A encerrar o ciclo poderá ser visto “El Empleado y El Patrón” de Manuel Nieto Zas uma co-produção Uruguai / Argentina / Brasil França.

Os outros filmes exibidos este ano são os seguintes:

  • “Amparo” de Simón Mesa Soto (Colômbia / Suécia / Alemanha / Qatar)
  • “Aurora” de Paz Fábrega (Costa Rica / México / Panamá)
  • “ Azor” de Andreas Fontana (Suíça / Argentina / França)
  • “ La Caja” de Lorenzo Vigas (México / EUA)
  • “Madalena” de Madiano Marcheti (Brasil)
  • “Noche de Fuego” de Tatiana Hueso (México / Alemanha / Brasil / Qatar)
  • “Piedra Noche” de Iván Fund (Argentina / Chile / Espanha)
  • “Una Película de Policías” de Alonso Ruizpalacios (México)

Cinema para ver e para ficar com água na boca

O Festival de San Sebastián, decorrendo numa cidade que por muitos é imediatamente associada a uma gastronomia de excelência,  oferece mais uma vez aos espectadores a secção “Culinary Zinema” que tem a particularidade de, para além da normal exibição em sala, ter também jantares temáticos em que os filmes são apresentados.
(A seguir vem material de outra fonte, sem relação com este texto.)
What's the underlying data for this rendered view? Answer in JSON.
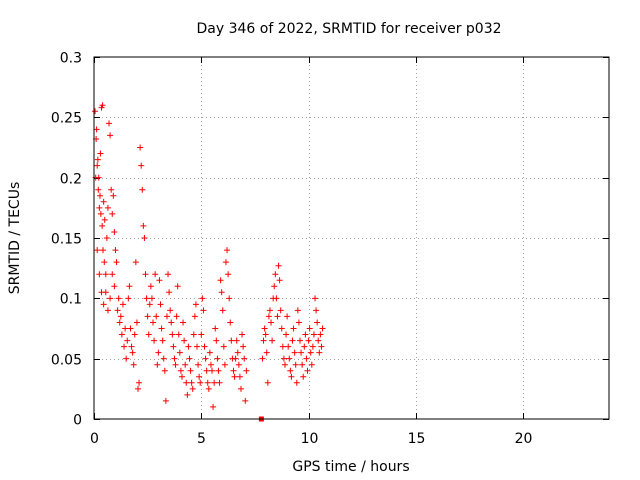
{
  "chart_data": {
    "type": "scatter",
    "title": "Day 346 of 2022, SRMTID for receiver p032",
    "xlabel": "GPS time / hours",
    "ylabel": "SRMTID / TECUs",
    "xlim": [
      0,
      24
    ],
    "ylim": [
      0,
      0.3
    ],
    "xticks": [
      0,
      5,
      10,
      15,
      20
    ],
    "xtick_labels": [
      "0",
      "5",
      "10",
      "15",
      "20"
    ],
    "yticks": [
      0,
      0.05,
      0.1,
      0.15,
      0.2,
      0.25,
      0.3
    ],
    "ytick_labels": [
      "0",
      "0.05",
      "0.1",
      "0.15",
      "0.2",
      "0.25",
      "0.3"
    ],
    "grid": true,
    "marker": "plus",
    "color": "#ff0000",
    "series": [
      {
        "name": "SRMTID",
        "points": [
          [
            0.05,
            0.255
          ],
          [
            0.1,
            0.232
          ],
          [
            0.15,
            0.21
          ],
          [
            0.2,
            0.19
          ],
          [
            0.25,
            0.175
          ],
          [
            0.3,
            0.22
          ],
          [
            0.35,
            0.258
          ],
          [
            0.4,
            0.26
          ],
          [
            0.45,
            0.18
          ],
          [
            0.5,
            0.165
          ],
          [
            0.08,
            0.2
          ],
          [
            0.12,
            0.24
          ],
          [
            0.18,
            0.215
          ],
          [
            0.22,
            0.2
          ],
          [
            0.28,
            0.185
          ],
          [
            0.32,
            0.17
          ],
          [
            0.38,
            0.16
          ],
          [
            0.42,
            0.14
          ],
          [
            0.48,
            0.13
          ],
          [
            0.55,
            0.12
          ],
          [
            0.6,
            0.15
          ],
          [
            0.65,
            0.175
          ],
          [
            0.7,
            0.245
          ],
          [
            0.75,
            0.235
          ],
          [
            0.8,
            0.19
          ],
          [
            0.85,
            0.17
          ],
          [
            0.9,
            0.185
          ],
          [
            0.95,
            0.155
          ],
          [
            1.0,
            0.14
          ],
          [
            1.05,
            0.13
          ],
          [
            0.15,
            0.14
          ],
          [
            0.25,
            0.12
          ],
          [
            0.35,
            0.105
          ],
          [
            0.45,
            0.095
          ],
          [
            0.55,
            0.105
          ],
          [
            0.65,
            0.09
          ],
          [
            0.75,
            0.1
          ],
          [
            0.85,
            0.12
          ],
          [
            0.95,
            0.11
          ],
          [
            1.1,
            0.09
          ],
          [
            1.15,
            0.1
          ],
          [
            1.2,
            0.08
          ],
          [
            1.25,
            0.085
          ],
          [
            1.3,
            0.07
          ],
          [
            1.35,
            0.095
          ],
          [
            1.4,
            0.06
          ],
          [
            1.45,
            0.075
          ],
          [
            1.5,
            0.05
          ],
          [
            1.55,
            0.065
          ],
          [
            1.6,
            0.1
          ],
          [
            1.65,
            0.11
          ],
          [
            1.7,
            0.075
          ],
          [
            1.75,
            0.06
          ],
          [
            1.8,
            0.055
          ],
          [
            1.85,
            0.045
          ],
          [
            1.9,
            0.07
          ],
          [
            1.95,
            0.13
          ],
          [
            2.0,
            0.08
          ],
          [
            2.05,
            0.025
          ],
          [
            2.1,
            0.03
          ],
          [
            2.15,
            0.225
          ],
          [
            2.2,
            0.21
          ],
          [
            2.25,
            0.19
          ],
          [
            2.3,
            0.16
          ],
          [
            2.35,
            0.15
          ],
          [
            2.4,
            0.12
          ],
          [
            2.45,
            0.1
          ],
          [
            2.5,
            0.085
          ],
          [
            2.55,
            0.07
          ],
          [
            2.6,
            0.095
          ],
          [
            2.65,
            0.11
          ],
          [
            2.7,
            0.1
          ],
          [
            2.75,
            0.08
          ],
          [
            2.8,
            0.065
          ],
          [
            2.85,
            0.12
          ],
          [
            2.9,
            0.085
          ],
          [
            2.95,
            0.045
          ],
          [
            3.0,
            0.055
          ],
          [
            3.05,
            0.115
          ],
          [
            3.1,
            0.095
          ],
          [
            3.15,
            0.075
          ],
          [
            3.2,
            0.065
          ],
          [
            3.25,
            0.05
          ],
          [
            3.3,
            0.04
          ],
          [
            3.35,
            0.015
          ],
          [
            3.4,
            0.085
          ],
          [
            3.45,
            0.12
          ],
          [
            3.5,
            0.105
          ],
          [
            3.55,
            0.09
          ],
          [
            3.6,
            0.08
          ],
          [
            3.65,
            0.07
          ],
          [
            3.7,
            0.06
          ],
          [
            3.75,
            0.05
          ],
          [
            3.8,
            0.045
          ],
          [
            3.85,
            0.085
          ],
          [
            3.9,
            0.11
          ],
          [
            3.95,
            0.07
          ],
          [
            4.0,
            0.055
          ],
          [
            4.05,
            0.04
          ],
          [
            4.1,
            0.035
          ],
          [
            4.15,
            0.08
          ],
          [
            4.2,
            0.065
          ],
          [
            4.25,
            0.045
          ],
          [
            4.3,
            0.03
          ],
          [
            4.35,
            0.02
          ],
          [
            4.4,
            0.06
          ],
          [
            4.45,
            0.05
          ],
          [
            4.5,
            0.04
          ],
          [
            4.55,
            0.03
          ],
          [
            4.6,
            0.025
          ],
          [
            4.65,
            0.07
          ],
          [
            4.7,
            0.085
          ],
          [
            4.75,
            0.095
          ],
          [
            4.8,
            0.06
          ],
          [
            4.85,
            0.045
          ],
          [
            4.9,
            0.035
          ],
          [
            4.95,
            0.03
          ],
          [
            5.0,
            0.07
          ],
          [
            5.05,
            0.1
          ],
          [
            5.1,
            0.09
          ],
          [
            5.15,
            0.06
          ],
          [
            5.2,
            0.05
          ],
          [
            5.25,
            0.04
          ],
          [
            5.3,
            0.03
          ],
          [
            5.35,
            0.025
          ],
          [
            5.4,
            0.055
          ],
          [
            5.45,
            0.045
          ],
          [
            5.5,
            0.04
          ],
          [
            5.55,
            0.01
          ],
          [
            5.6,
            0.03
          ],
          [
            5.65,
            0.075
          ],
          [
            5.7,
            0.065
          ],
          [
            5.75,
            0.05
          ],
          [
            5.8,
            0.04
          ],
          [
            5.85,
            0.03
          ],
          [
            5.9,
            0.115
          ],
          [
            5.95,
            0.105
          ],
          [
            6.0,
            0.09
          ],
          [
            6.05,
            0.06
          ],
          [
            6.1,
            0.045
          ],
          [
            6.15,
            0.13
          ],
          [
            6.2,
            0.14
          ],
          [
            6.25,
            0.12
          ],
          [
            6.3,
            0.1
          ],
          [
            6.35,
            0.08
          ],
          [
            6.4,
            0.065
          ],
          [
            6.45,
            0.05
          ],
          [
            6.5,
            0.04
          ],
          [
            6.55,
            0.035
          ],
          [
            6.6,
            0.05
          ],
          [
            6.65,
            0.065
          ],
          [
            6.7,
            0.055
          ],
          [
            6.75,
            0.045
          ],
          [
            6.8,
            0.035
          ],
          [
            6.85,
            0.025
          ],
          [
            6.9,
            0.07
          ],
          [
            6.95,
            0.06
          ],
          [
            7.0,
            0.05
          ],
          [
            7.05,
            0.015
          ],
          [
            7.1,
            0.04
          ],
          [
            7.8,
            0.0
          ],
          [
            7.85,
            0.05
          ],
          [
            7.9,
            0.065
          ],
          [
            7.95,
            0.075
          ],
          [
            8.0,
            0.07
          ],
          [
            8.05,
            0.055
          ],
          [
            8.1,
            0.03
          ],
          [
            8.15,
            0.085
          ],
          [
            8.2,
            0.09
          ],
          [
            8.25,
            0.08
          ],
          [
            8.3,
            0.065
          ],
          [
            8.35,
            0.1
          ],
          [
            8.4,
            0.11
          ],
          [
            8.45,
            0.12
          ],
          [
            8.5,
            0.1
          ],
          [
            8.55,
            0.085
          ],
          [
            8.6,
            0.127
          ],
          [
            8.65,
            0.115
          ],
          [
            8.7,
            0.09
          ],
          [
            8.75,
            0.075
          ],
          [
            8.8,
            0.06
          ],
          [
            8.85,
            0.05
          ],
          [
            8.9,
            0.045
          ],
          [
            8.95,
            0.07
          ],
          [
            9.0,
            0.085
          ],
          [
            9.05,
            0.06
          ],
          [
            9.1,
            0.05
          ],
          [
            9.15,
            0.04
          ],
          [
            9.2,
            0.035
          ],
          [
            9.25,
            0.065
          ],
          [
            9.3,
            0.075
          ],
          [
            9.35,
            0.055
          ],
          [
            9.4,
            0.045
          ],
          [
            9.45,
            0.03
          ],
          [
            9.5,
            0.09
          ],
          [
            9.55,
            0.08
          ],
          [
            9.6,
            0.065
          ],
          [
            9.65,
            0.055
          ],
          [
            9.7,
            0.045
          ],
          [
            9.75,
            0.035
          ],
          [
            9.8,
            0.06
          ],
          [
            9.85,
            0.07
          ],
          [
            9.9,
            0.05
          ],
          [
            9.95,
            0.04
          ],
          [
            10.0,
            0.065
          ],
          [
            10.05,
            0.075
          ],
          [
            10.1,
            0.055
          ],
          [
            10.15,
            0.045
          ],
          [
            10.2,
            0.06
          ],
          [
            10.25,
            0.07
          ],
          [
            10.3,
            0.1
          ],
          [
            10.35,
            0.09
          ],
          [
            10.4,
            0.08
          ],
          [
            10.45,
            0.065
          ],
          [
            10.5,
            0.055
          ],
          [
            10.55,
            0.07
          ],
          [
            10.6,
            0.06
          ],
          [
            10.65,
            0.075
          ]
        ]
      }
    ]
  }
}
Com a colaboração do Basque Culinary Center, este é um ciclo que procura “unir o cinema, a gastronomia e o desenvolvimento de diversas actividades relacionadas com a alimentação nos âmbitos da educação, da ciência e da agricultura”.
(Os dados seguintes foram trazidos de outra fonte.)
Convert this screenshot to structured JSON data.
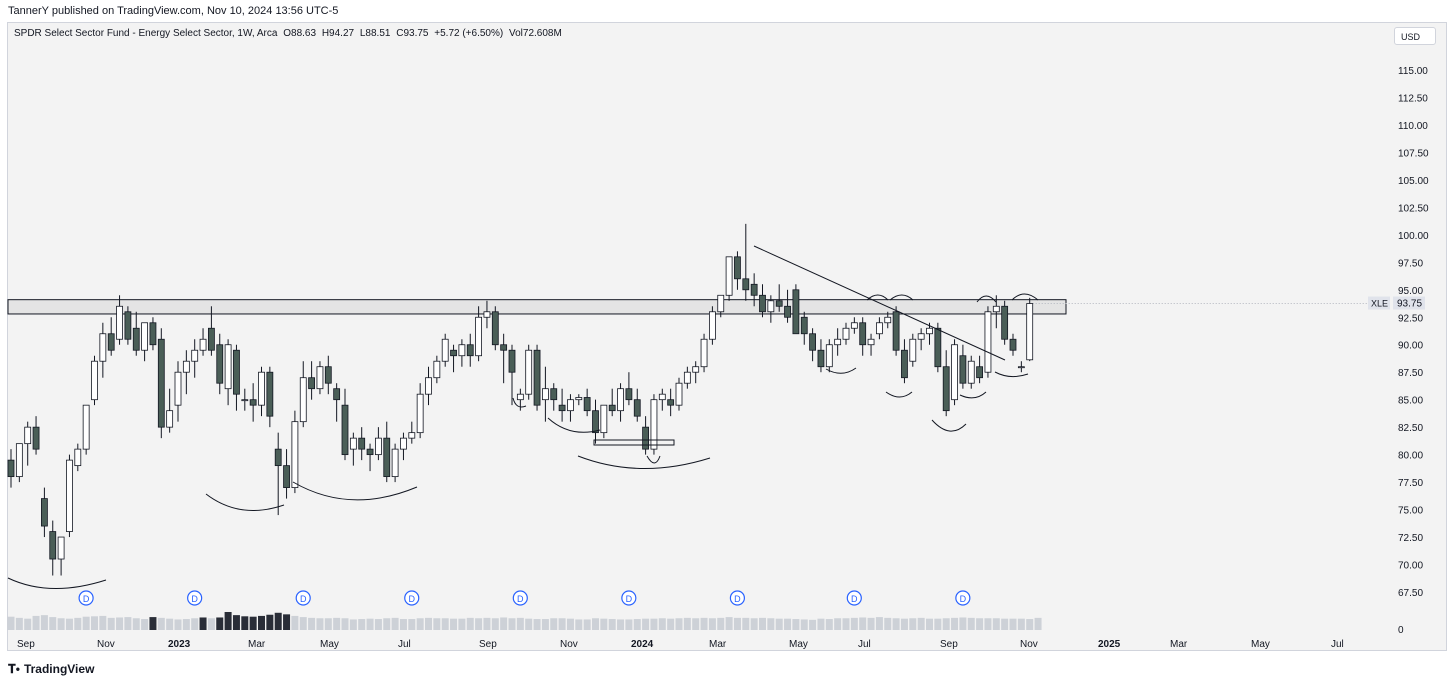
{
  "header": {
    "published": "TannerY published on TradingView.com, Nov 10, 2024 13:56 UTC-5"
  },
  "legend": {
    "symbol": "SPDR Select Sector Fund - Energy Select Sector, 1W, Arca",
    "open": "O88.63",
    "high": "H94.27",
    "low": "L88.51",
    "close": "C93.75",
    "change": "+5.72 (+6.50%)",
    "volume": "Vol72.608M"
  },
  "currency": "USD",
  "price_tag": {
    "symbol": "XLE",
    "price": "93.75"
  },
  "footer": {
    "brand": "TradingView"
  },
  "colors": {
    "up": "#ffffff",
    "down": "#4a5e57",
    "wick": "#131722",
    "background": "#f3f3f3",
    "dividend": "#2962ff"
  },
  "chart_data": {
    "type": "candlestick",
    "title": "",
    "y_ticks": [
      "115.00",
      "112.50",
      "110.00",
      "107.50",
      "105.00",
      "102.50",
      "100.00",
      "97.50",
      "95.00",
      "92.50",
      "90.00",
      "87.50",
      "85.00",
      "82.50",
      "80.00",
      "77.50",
      "75.00",
      "72.50",
      "70.00",
      "67.50"
    ],
    "volume_axis_label": "0",
    "x_ticks": [
      {
        "label": "Sep",
        "bold": false
      },
      {
        "label": "Nov",
        "bold": false
      },
      {
        "label": "2023",
        "bold": true
      },
      {
        "label": "Mar",
        "bold": false
      },
      {
        "label": "May",
        "bold": false
      },
      {
        "label": "Jul",
        "bold": false
      },
      {
        "label": "Sep",
        "bold": false
      },
      {
        "label": "Nov",
        "bold": false
      },
      {
        "label": "2024",
        "bold": true
      },
      {
        "label": "Mar",
        "bold": false
      },
      {
        "label": "May",
        "bold": false
      },
      {
        "label": "Jul",
        "bold": false
      },
      {
        "label": "Sep",
        "bold": false
      },
      {
        "label": "Nov",
        "bold": false
      },
      {
        "label": "2025",
        "bold": true
      },
      {
        "label": "Mar",
        "bold": false
      },
      {
        "label": "May",
        "bold": false
      },
      {
        "label": "Jul",
        "bold": false
      }
    ],
    "ylim": [
      66,
      117
    ],
    "resistance_zone": [
      92.8,
      94.1
    ],
    "dividend_marker_label": "D",
    "dividend_week_index": [
      6,
      19,
      32,
      45,
      58,
      71,
      84,
      98,
      111
    ],
    "ohlc": [
      [
        79.5,
        80.5,
        77.0,
        78.0
      ],
      [
        78.0,
        80.5,
        77.5,
        81.0
      ],
      [
        81.0,
        83.0,
        79.0,
        82.5
      ],
      [
        82.5,
        83.5,
        80.0,
        80.5
      ],
      [
        76.0,
        77.0,
        72.5,
        73.5
      ],
      [
        73.0,
        74.0,
        69.0,
        70.5
      ],
      [
        70.5,
        72.5,
        69.0,
        72.5
      ],
      [
        73.0,
        80.0,
        72.5,
        79.5
      ],
      [
        79.0,
        81.0,
        78.5,
        80.5
      ],
      [
        80.5,
        84.5,
        80.0,
        84.5
      ],
      [
        85.0,
        89.0,
        84.5,
        88.5
      ],
      [
        88.5,
        92.0,
        87.0,
        91.0
      ],
      [
        91.0,
        92.5,
        89.0,
        89.5
      ],
      [
        90.5,
        94.5,
        90.0,
        93.5
      ],
      [
        93.0,
        93.5,
        90.0,
        90.5
      ],
      [
        91.5,
        93.0,
        89.0,
        89.5
      ],
      [
        89.5,
        92.0,
        88.5,
        92.0
      ],
      [
        92.0,
        92.5,
        89.5,
        90.0
      ],
      [
        90.5,
        91.5,
        81.5,
        82.5
      ],
      [
        82.5,
        86.0,
        82.0,
        84.0
      ],
      [
        84.5,
        88.5,
        83.0,
        87.5
      ],
      [
        87.5,
        89.5,
        85.5,
        88.5
      ],
      [
        88.5,
        90.5,
        87.0,
        89.5
      ],
      [
        89.5,
        91.5,
        89.0,
        90.5
      ],
      [
        91.5,
        93.5,
        89.0,
        89.5
      ],
      [
        90.0,
        91.0,
        85.5,
        86.5
      ],
      [
        86.0,
        90.5,
        84.5,
        90.0
      ],
      [
        89.5,
        90.0,
        84.0,
        85.5
      ],
      [
        85.0,
        86.0,
        84.0,
        85.0
      ],
      [
        85.0,
        86.5,
        83.0,
        84.5
      ],
      [
        84.5,
        88.0,
        83.5,
        87.5
      ],
      [
        87.5,
        88.0,
        82.5,
        83.5
      ],
      [
        80.5,
        82.0,
        74.5,
        79.0
      ],
      [
        79.0,
        80.5,
        76.0,
        77.0
      ],
      [
        77.0,
        84.0,
        76.5,
        83.0
      ],
      [
        83.0,
        88.5,
        82.5,
        87.0
      ],
      [
        87.0,
        88.5,
        85.0,
        86.0
      ],
      [
        86.0,
        88.5,
        85.5,
        88.0
      ],
      [
        88.0,
        89.0,
        85.5,
        86.5
      ],
      [
        86.0,
        86.5,
        83.0,
        85.0
      ],
      [
        84.5,
        86.0,
        79.5,
        80.0
      ],
      [
        80.5,
        82.0,
        79.0,
        81.5
      ],
      [
        81.5,
        82.5,
        79.5,
        80.5
      ],
      [
        80.5,
        81.0,
        78.5,
        80.0
      ],
      [
        80.0,
        82.5,
        79.5,
        81.5
      ],
      [
        81.5,
        83.0,
        77.5,
        78.0
      ],
      [
        78.0,
        81.0,
        77.5,
        80.5
      ],
      [
        80.5,
        82.0,
        79.5,
        81.5
      ],
      [
        81.5,
        83.0,
        81.0,
        82.0
      ],
      [
        82.0,
        86.5,
        81.5,
        85.5
      ],
      [
        85.5,
        88.0,
        84.5,
        87.0
      ],
      [
        87.0,
        89.0,
        86.5,
        88.5
      ],
      [
        88.5,
        91.0,
        88.0,
        90.5
      ],
      [
        89.5,
        90.0,
        87.5,
        89.0
      ],
      [
        89.0,
        90.5,
        88.0,
        90.0
      ],
      [
        90.0,
        91.0,
        88.0,
        89.0
      ],
      [
        89.0,
        93.5,
        88.5,
        92.5
      ],
      [
        92.5,
        94.0,
        91.5,
        93.0
      ],
      [
        93.0,
        93.5,
        89.5,
        90.0
      ],
      [
        90.0,
        91.0,
        86.5,
        89.5
      ],
      [
        89.5,
        90.0,
        84.5,
        87.5
      ],
      [
        85.0,
        86.0,
        84.0,
        85.5
      ],
      [
        85.5,
        90.0,
        85.0,
        89.5
      ],
      [
        89.5,
        90.0,
        84.0,
        84.5
      ],
      [
        85.0,
        88.0,
        83.0,
        86.0
      ],
      [
        86.0,
        86.5,
        84.0,
        85.0
      ],
      [
        84.5,
        86.0,
        83.0,
        84.0
      ],
      [
        84.0,
        85.5,
        83.0,
        85.0
      ],
      [
        85.0,
        85.5,
        84.5,
        85.2
      ],
      [
        85.2,
        86.0,
        83.5,
        84.0
      ],
      [
        84.0,
        85.0,
        81.0,
        82.0
      ],
      [
        82.0,
        84.5,
        81.5,
        84.5
      ],
      [
        84.5,
        86.0,
        83.5,
        84.0
      ],
      [
        84.0,
        86.5,
        83.0,
        86.0
      ],
      [
        86.0,
        87.5,
        84.5,
        85.0
      ],
      [
        85.0,
        86.0,
        83.0,
        83.5
      ],
      [
        82.5,
        83.5,
        80.0,
        80.5
      ],
      [
        80.5,
        85.5,
        80.0,
        85.0
      ],
      [
        85.0,
        86.0,
        84.0,
        85.5
      ],
      [
        85.0,
        86.0,
        83.5,
        84.5
      ],
      [
        84.5,
        87.0,
        84.0,
        86.5
      ],
      [
        86.5,
        88.0,
        86.0,
        87.5
      ],
      [
        87.5,
        88.5,
        86.5,
        88.0
      ],
      [
        88.0,
        91.0,
        87.5,
        90.5
      ],
      [
        90.5,
        93.5,
        90.0,
        93.0
      ],
      [
        93.0,
        94.5,
        92.5,
        94.5
      ],
      [
        94.5,
        97.5,
        94.0,
        98.0
      ],
      [
        98.0,
        98.5,
        95.0,
        96.0
      ],
      [
        96.0,
        101.0,
        94.0,
        95.0
      ],
      [
        95.5,
        96.5,
        93.5,
        94.5
      ],
      [
        94.5,
        95.5,
        92.5,
        93.0
      ],
      [
        93.0,
        94.5,
        92.0,
        94.0
      ],
      [
        94.0,
        95.5,
        93.0,
        93.5
      ],
      [
        93.5,
        95.0,
        92.0,
        92.5
      ],
      [
        95.0,
        95.5,
        91.0,
        91.0
      ],
      [
        92.5,
        93.0,
        90.0,
        91.0
      ],
      [
        91.0,
        91.5,
        88.5,
        89.5
      ],
      [
        89.5,
        90.5,
        87.5,
        88.0
      ],
      [
        88.0,
        90.5,
        87.5,
        90.0
      ],
      [
        90.0,
        91.5,
        89.0,
        90.5
      ],
      [
        90.5,
        92.0,
        90.0,
        91.5
      ],
      [
        91.5,
        92.5,
        91.0,
        92.0
      ],
      [
        92.0,
        92.5,
        89.0,
        90.0
      ],
      [
        90.0,
        91.0,
        89.0,
        90.5
      ],
      [
        91.0,
        92.5,
        90.5,
        92.0
      ],
      [
        92.0,
        93.0,
        91.5,
        92.5
      ],
      [
        93.0,
        93.5,
        89.0,
        89.5
      ],
      [
        89.5,
        90.5,
        86.5,
        87.0
      ],
      [
        88.5,
        91.0,
        88.0,
        90.5
      ],
      [
        90.5,
        91.5,
        89.5,
        91.0
      ],
      [
        91.0,
        92.0,
        90.0,
        91.5
      ],
      [
        91.5,
        92.0,
        87.5,
        88.0
      ],
      [
        88.0,
        89.5,
        83.5,
        84.0
      ],
      [
        85.0,
        90.5,
        84.5,
        90.0
      ],
      [
        89.0,
        90.0,
        86.0,
        86.5
      ],
      [
        86.5,
        89.0,
        86.0,
        88.5
      ],
      [
        88.0,
        89.0,
        86.5,
        87.0
      ],
      [
        87.5,
        93.5,
        87.0,
        93.0
      ],
      [
        93.0,
        94.5,
        91.5,
        93.5
      ],
      [
        93.5,
        94.0,
        90.0,
        90.5
      ],
      [
        90.5,
        91.0,
        89.0,
        89.5
      ],
      [
        88.0,
        88.5,
        87.5,
        88.0
      ],
      [
        88.63,
        94.27,
        88.51,
        93.75
      ]
    ],
    "volume": [
      34,
      31,
      29,
      36,
      38,
      33,
      30,
      29,
      31,
      34,
      35,
      36,
      31,
      32,
      33,
      30,
      28,
      33,
      31,
      29,
      27,
      28,
      30,
      32,
      30,
      32,
      46,
      38,
      35,
      34,
      36,
      39,
      44,
      40,
      36,
      33,
      31,
      30,
      30,
      31,
      30,
      27,
      28,
      29,
      28,
      30,
      31,
      28,
      28,
      30,
      31,
      30,
      30,
      29,
      29,
      31,
      30,
      31,
      30,
      32,
      30,
      31,
      29,
      28,
      28,
      30,
      30,
      29,
      27,
      27,
      30,
      29,
      28,
      27,
      27,
      28,
      29,
      29,
      30,
      29,
      30,
      31,
      30,
      31,
      30,
      31,
      33,
      31,
      31,
      30,
      31,
      30,
      29,
      29,
      28,
      27,
      26,
      29,
      28,
      30,
      30,
      31,
      32,
      31,
      33,
      31,
      30,
      29,
      30,
      31,
      29,
      29,
      30,
      31,
      32,
      31,
      30,
      30,
      30,
      29,
      29,
      29,
      28,
      31
    ]
  }
}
Nesta 69ª edição esta mostra inclui cinco filmes, a saber:

  • “Las Huellas de El Buli” de Iñigo Ruiz Aquerreta e José Larraza (Espanha), uma visão da trajectória do cozinheiro catalão Ferran Adrià e da forma como ele mudou definitivamente a gastronomia mundial, quando se cumprem dez anos sobre o encerramento do famosíssimo restaurante ‘El Buli’;
  • “Délicieux” de Éric Besnard (França), a história passada no século XVIII, de um cozinheiro que, despedido pelo seu Senhor em plena Revolução Francesa, acaba por abrir o primeiro restaurante de França;
  • “Michelin Stars II: Nordic by Nature” de Rasmus Dinesen (Dinamarca / Espanha), uma curiosa abordagem de um dos melhores restaurantes do mundo, o  famoso ‘Koks’ é o pretexto para os espectadores ficarem a conhecer as Ilhas Faroé;
  • “Reinventing Mirazur” de Franck Ribière e Vérane Frediani (Reino Unido / EUA / Japão / Suíça) centrado no restaurante do ‘chef’ argentino Mauro Colagreco na costa mediterrânica francesa, eleito imediatamente antes da pandemia como o Melhor Restaurante do Mundo;
  • “The Pursuit of Perfection” de Toshimichi Saito (Japão), um documentário que, a partir da experiência de quatro importantes ‘chefs’ japoneses, procura as raízes da culinária daquele país.